Список местных музеев не исчерпывается теми, о которых было сказано выше. Есть еще музеи Федина и Чернышевского, учреждения в городах области. Действуют музеи и в некоторых государственных организациях и корпорациях с госучастием. Например, свои коллекции есть у Приволжской железной дороги, ряда федеральных структур. Что там происходило с историческими артефактами за минувший век? Как они охраняются сейчас? Учитываются ли они как часть национального достояния, и есть ли для этого в таких организациях соответствующие условия, регламенты и инструкции? Или руководство может делать с ними то, что считает нужным?
Коллекции экспонатов национального значения есть и в местных вузах, включая упоминавшиеся сокровища, в разные годы переданные в классический университет. Пару лет назад автору довелось побывать в отделе редких книг библиотеки СГУ. В его выставочном зале находятся раритеты, за которые многие богатые библиофилы готовы были бы заплатить большие деньги. Но при взгляде на хилые деревянные двери этого зала возникает немало опасений. А еще вспоминается история о краже, которая случилась 15 лет назад на кафедре минералогии и палеонтологии СГУ. Долгие годы там хранился самый большой фрагмент метеорита «Саратов», упавшего на территории области 6 сентября 1918 года. Фрагмент небесного пришельца весил 125 килограммов. Украли его в 2004-м с кафедры вместе с документами. В интернете можно встретить упоминания о том, что милиция якобы не стала искать воров, потому что в официальных документах пропажу оценили в какие-то копейки. Зато потом фрагмент метеорита «всплыл» на зарубежных аукционах за большие деньги.
Уж если население так или иначе оплачивает содержание большинства музеев налогами, то оно вправе знать, насколько хорошо охраняют коллекции от всевозможных рисков те люди, кто призван это делать. В том числе, от собственных демонов и соблазнов.
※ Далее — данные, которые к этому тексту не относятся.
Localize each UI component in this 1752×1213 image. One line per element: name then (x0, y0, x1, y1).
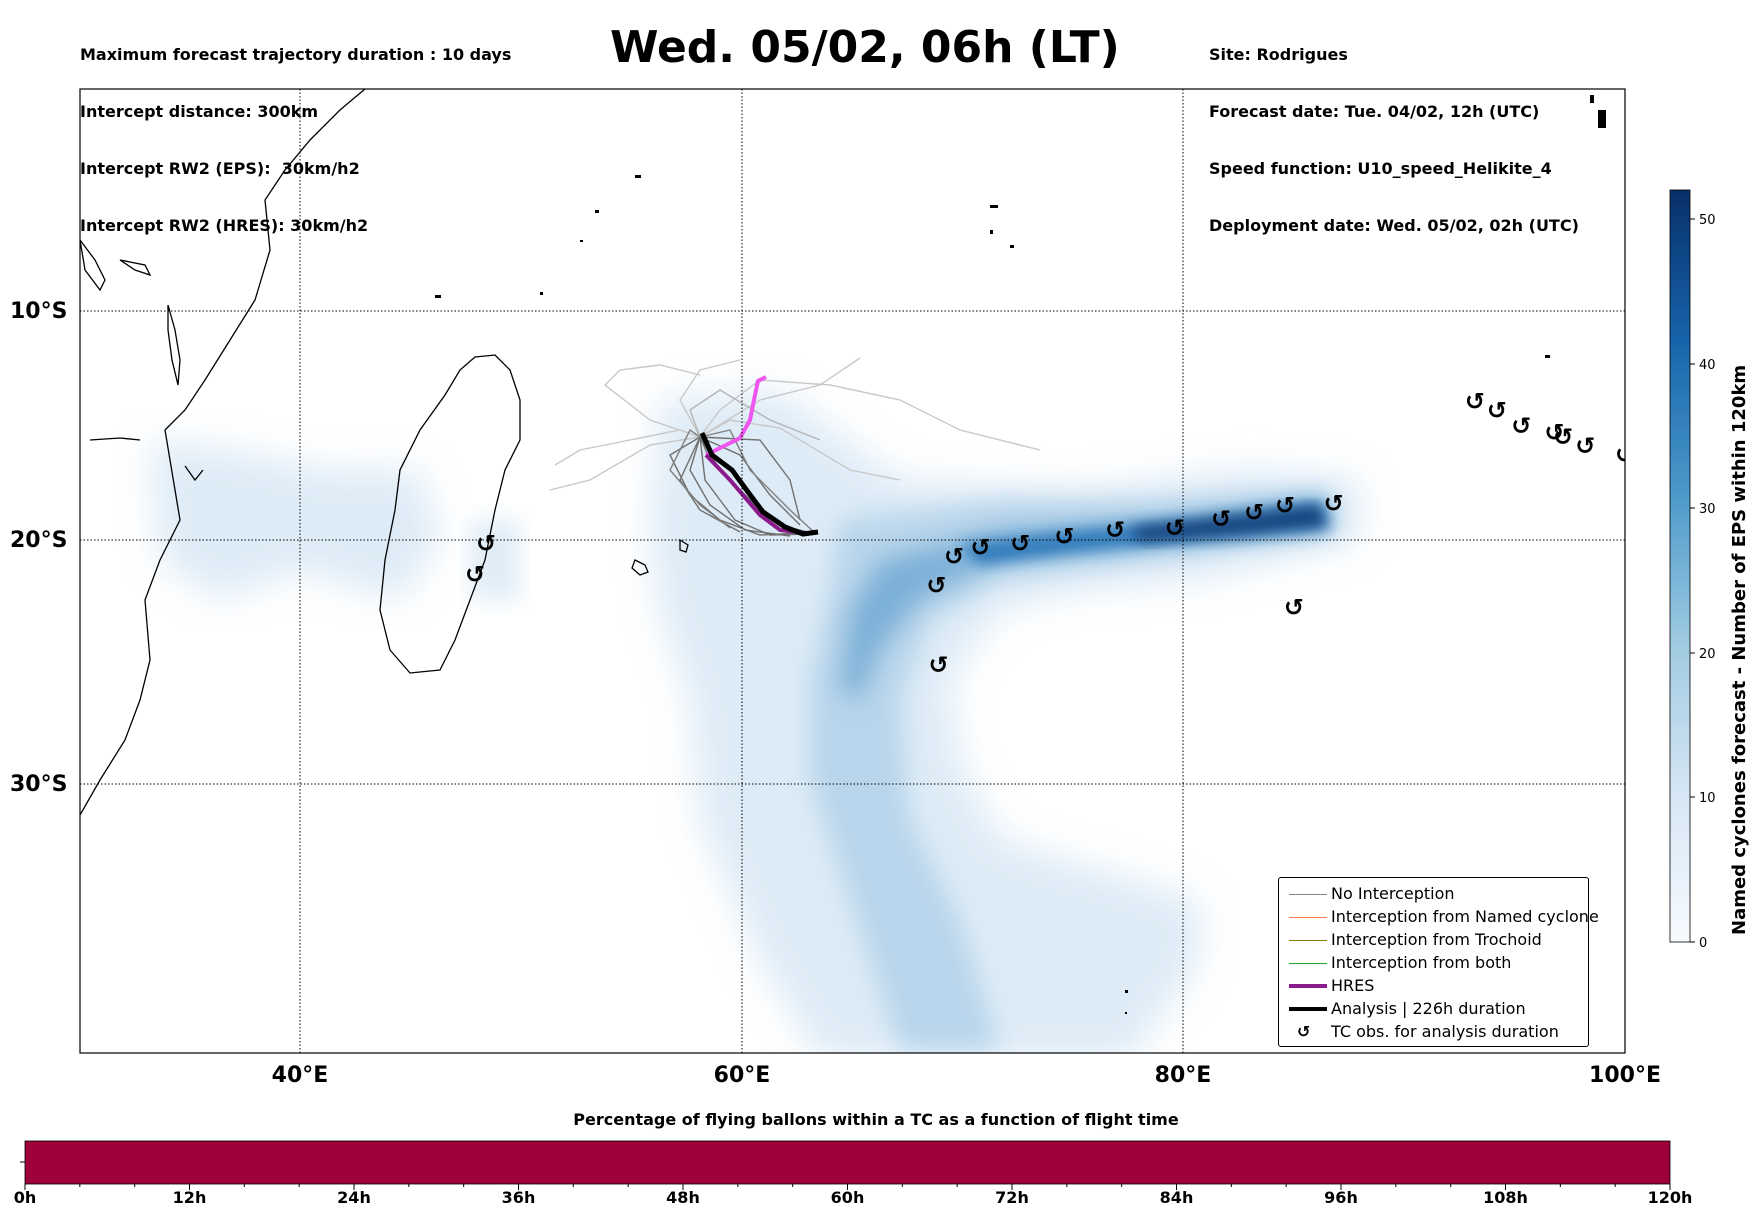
lon-label: 60°E (714, 1063, 771, 1088)
eps-density-field (150, 390, 1360, 1053)
colorbar-tick-label: 0 (1699, 936, 1707, 951)
lon-label: 40°E (272, 1063, 329, 1088)
analysis-trajectory (699, 431, 819, 537)
lon-label: 100°E (1589, 1063, 1661, 1088)
flight-time-ticks (24, 1184, 1671, 1190)
tc-obs-marker: ↺ (1511, 412, 1531, 440)
tc-obs-marker: ↺ (476, 529, 496, 557)
flight-time-tick-label: 72h (995, 1188, 1029, 1207)
legend-line-analysis (1289, 1007, 1327, 1011)
lat-label: 30°S (10, 772, 67, 797)
map-frame (79, 88, 1626, 1054)
tc-obs-marker: ↺ (970, 534, 990, 562)
tc-obs-marker: ↺ (1324, 489, 1344, 517)
legend-line-trochoid (1289, 940, 1327, 941)
header-left: Maximum forecast trajectory duration : 1… (80, 7, 511, 254)
legend-label: TC obs. for analysis duration (1331, 1022, 1559, 1041)
tc-obs-marker: ↺ (1010, 529, 1030, 557)
tc-obs-marker: ↺ (1487, 396, 1507, 424)
tc-obs-marker: ↺ (1553, 423, 1573, 451)
header-right-line: Site: Rodrigues (1209, 45, 1348, 64)
tc-obs-marker: ↺ (1211, 505, 1231, 533)
legend-entry: ↺ TC obs. for analysis duration (1279, 1021, 1588, 1043)
colorbar-tick-label: 40 (1699, 358, 1716, 373)
legend-entry: HRES (1279, 975, 1588, 997)
tc-obs-marker: ↺ (1465, 387, 1485, 415)
legend-entry: No Interception (1279, 883, 1588, 905)
flight-time-tick-label: 36h (501, 1188, 536, 1207)
tc-obs-marker: ↺ (1284, 594, 1304, 622)
tc-obs-marker: ↺ (1105, 516, 1125, 544)
colorbar-tick-label: 50 (1699, 213, 1716, 228)
tc-obs-marker: ↺ (465, 560, 485, 588)
tc-obs-marker: ↺ (1544, 418, 1564, 446)
legend-entry: Interception from Named cyclone (1279, 906, 1599, 928)
tc-obs-marker: ↺ (929, 651, 949, 679)
legend-line-no-interception (1289, 894, 1327, 895)
map-area: ↺↺ ↺↺ ↺ ↺ ↺ ↺ ↺ ↺ ↺ ↺ ↺↺ ↺↺ ↺↺ ↺ ↺↺↺ (80, 89, 1635, 1053)
flight-time-tick-label: 96h (1324, 1188, 1358, 1207)
legend-label: Interception from Trochoid (1331, 930, 1542, 949)
colorbar-tick-label: 10 (1699, 791, 1716, 806)
tc-obs-marker: ↺ (1054, 523, 1074, 551)
header-right: Site: Rodrigues Forecast date: Tue. 04/0… (1209, 7, 1579, 254)
flight-time-tick-label: 12h (172, 1188, 207, 1207)
hres-trajectory-light (705, 375, 767, 457)
lon-label: 80°E (1155, 1063, 1212, 1088)
header-left-line: Intercept distance: 300km (80, 102, 319, 121)
header-right-line: Forecast date: Tue. 04/02, 12h (UTC) (1209, 102, 1540, 121)
tc-obs-marker: ↺ (1275, 492, 1295, 520)
header-right-line: Speed function: U10_speed_Helikite_4 (1209, 159, 1552, 178)
tc-obs-marker: ↺ (1575, 432, 1595, 460)
legend-entry: Interception from both (1279, 952, 1588, 974)
header-right-line: Deployment date: Wed. 05/02, 02h (UTC) (1209, 216, 1579, 235)
tc-obs-markers: ↺↺ ↺↺ ↺ ↺ ↺ ↺ ↺ ↺ ↺ ↺ ↺↺ ↺↺ ↺↺ ↺ ↺↺↺ (465, 387, 1635, 679)
colorbar-gradient (1669, 189, 1691, 943)
flight-time-tick-label: 0h (13, 1188, 37, 1207)
header-left-line: Intercept RW2 (EPS): 30km/h2 (80, 159, 360, 178)
legend-label: Analysis | 226h duration (1331, 999, 1526, 1018)
flight-time-tick-label: 120h (1647, 1188, 1693, 1207)
flight-time-tick-label: 24h (337, 1188, 371, 1207)
lat-label: 10°S (10, 299, 67, 324)
tc-obs-marker: ↺ (1165, 514, 1185, 542)
legend-line-hres (1289, 984, 1327, 988)
coastlines (80, 89, 689, 816)
tc-obs-marker: ↺ (944, 543, 964, 571)
colorbar-ticks (1690, 218, 1695, 943)
tc-obs-marker: ↺ (1244, 498, 1264, 526)
legend-entry: Analysis | 226h duration (1279, 998, 1588, 1020)
eps-trajectories (549, 357, 1041, 537)
legend-line-named-cyclone (1289, 917, 1327, 918)
tc-obs-marker: ↺ (1615, 441, 1635, 469)
colorbar-label: Named cyclones forecast - Number of EPS … (1729, 365, 1750, 935)
legend: No Interception Interception from Named … (1278, 877, 1599, 1047)
flight-time-tick-label: 108h (1483, 1188, 1528, 1207)
lat-label: 20°S (10, 528, 67, 553)
legend-label: Interception from both (1331, 953, 1512, 972)
cyclone-marker-icon: ↺ (1297, 1022, 1311, 1041)
tc-obs-marker: ↺ (926, 571, 946, 599)
flight-time-bar-title: Percentage of flying ballons within a TC… (573, 1110, 1179, 1129)
flight-time-bar (24, 1140, 1671, 1185)
legend-label: Interception from Named cyclone (1331, 907, 1599, 926)
header-left-line: Maximum forecast trajectory duration : 1… (80, 45, 512, 64)
hres-trajectory (704, 453, 806, 535)
legend-label: No Interception (1331, 884, 1455, 903)
flight-time-tick-label: 60h (830, 1188, 865, 1207)
small-islands (435, 95, 1606, 1014)
map-title: Wed. 05/02, 06h (LT) (610, 22, 1120, 73)
colorbar-tick-label: 20 (1699, 647, 1716, 662)
legend-label: HRES (1331, 976, 1375, 995)
colorbar-tick-label: 30 (1699, 502, 1716, 517)
flight-time-tick-label: 48h (666, 1188, 700, 1207)
flight-time-tick-label: 84h (1159, 1188, 1194, 1207)
legend-line-both (1289, 963, 1327, 964)
legend-entry: Interception from Trochoid (1279, 929, 1588, 951)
Понятно, что сейчас системы учета и хранения в музеях совершенно другие, чем 50, а тем более 70-80 лет назад. Но пока сами учреждения будут оставаться «вещью в себе», предпочитая не рассказывать правду о всех потерях в разные времена, и хранить глубокомысленное молчание по поводу скандалов и подозрений, это будет создавать питательную почву для всевозможных спекуляций. В том числе, слухов и баек об украденных оптом из музеев раритетах, давно замененных копиями и подделками.